Proposta para reformulação do programa

O chefe do Departamento de Inclusão Sócio-produtiva da PJF, José Francisco Oliveira Sobrinho, diz que tem trabalhado na busca de solução. No entanto, afirma estar preocupado em não iludir os jovens. “Nós temos a esperança que (o dinheiro) sairá o mais breve possível. (O recurso) já está empenhado e liquidado, o que reforça o compromisso de o Estado honrar esses valores. Na verdade, isso são instrumentos do orçamento, que depende de o Estado ter o dinheiro. Eu sempre falo isso com os estudantes: o Estado reconhece essa dívida e vai ter que pagar.”
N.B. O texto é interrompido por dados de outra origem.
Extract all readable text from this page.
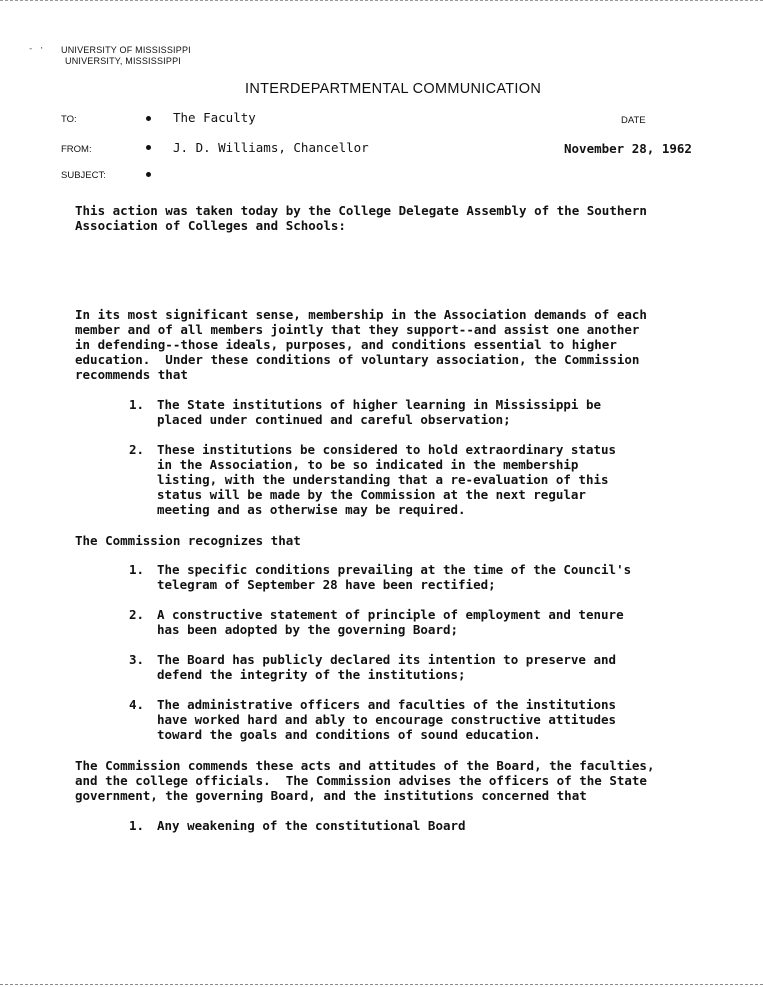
- · UNIVERSITY OF MISSISSIPPI
UNIVERSITY, MISSISSIPPI
INTERDEPARTMENTAL COMMUNICATION
TO:	The Faculty	DATE
FROM:	J. D. Williams, Chancellor	November 28, 1962
SUBJECT:
This action was taken today by the College Delegate Assembly of the Southern
Association of Colleges and Schools:
In its most significant sense, membership in the Association demands of each
member and of all members jointly that they support--and assist one another
in defending--those ideals, purposes, and conditions essential to higher
education.  Under these conditions of voluntary association, the Commission
recommends that
1. The State institutions of higher learning in Mississippi be
placed under continued and careful observation;
2. These institutions be considered to hold extraordinary status
in the Association, to be so indicated in the membership
listing, with the understanding that a re-evaluation of this
status will be made by the Commission at the next regular
meeting and as otherwise may be required.
The Commission recognizes that
1. The specific conditions prevailing at the time of the Council's
telegram of September 28 have been rectified;
2. A constructive statement of principle of employment and tenure
has been adopted by the governing Board;
3. The Board has publicly declared its intention to preserve and
defend the integrity of the institutions;
4. The administrative officers and faculties of the institutions
have worked hard and ably to encourage constructive attitudes
toward the goals and conditions of sound education.
The Commission commends these acts and attitudes of the Board, the faculties,
and the college officials.  The Commission advises the officers of the State
government, the governing Board, and the institutions concerned that
1. Any weakening of the constitutional Board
José Francisco defende uma reformulação do Poupança Jovem, propondo que sejam mantidas as ações junto aos jovens, mesmo sem as bolsas de benefício. “Hoje estamos vivendo situações de conflito envolvendo a juventude e não podemos recuar com as políticas públicas que já existem.” Em conjunto com o deputado Isauro Calais (PMDB), a proposta é criar um novo programa com apoio de recursos de emenda parlamentar. Segundo o deputado, a ideia proeminente é que sejam oferecidas capacitações para que o jovem saia um pouco mais preparado para o mercado do trabalho ou para realizar um curso pós-ensino médio, mas sem a oferta de bolsas.

Em agosto

“Estamos fazendo estudos sobre a viabilidade do projeto, mantendo eixos de ação envolvendo cidadania, noção de território, mercado de trabalho. Vamos ver o que há possibilidade de ser feito, porque algumas coisas geram gasto”, explica José Francisco, dizendo que, até a primeira quinzena de agosto, será encaminhada a proposta aos supervisores técnicos do Estado. O deputado disse ainda que irá encaminhar ao Governo de Minas pedido de informação sobre os pagamentos.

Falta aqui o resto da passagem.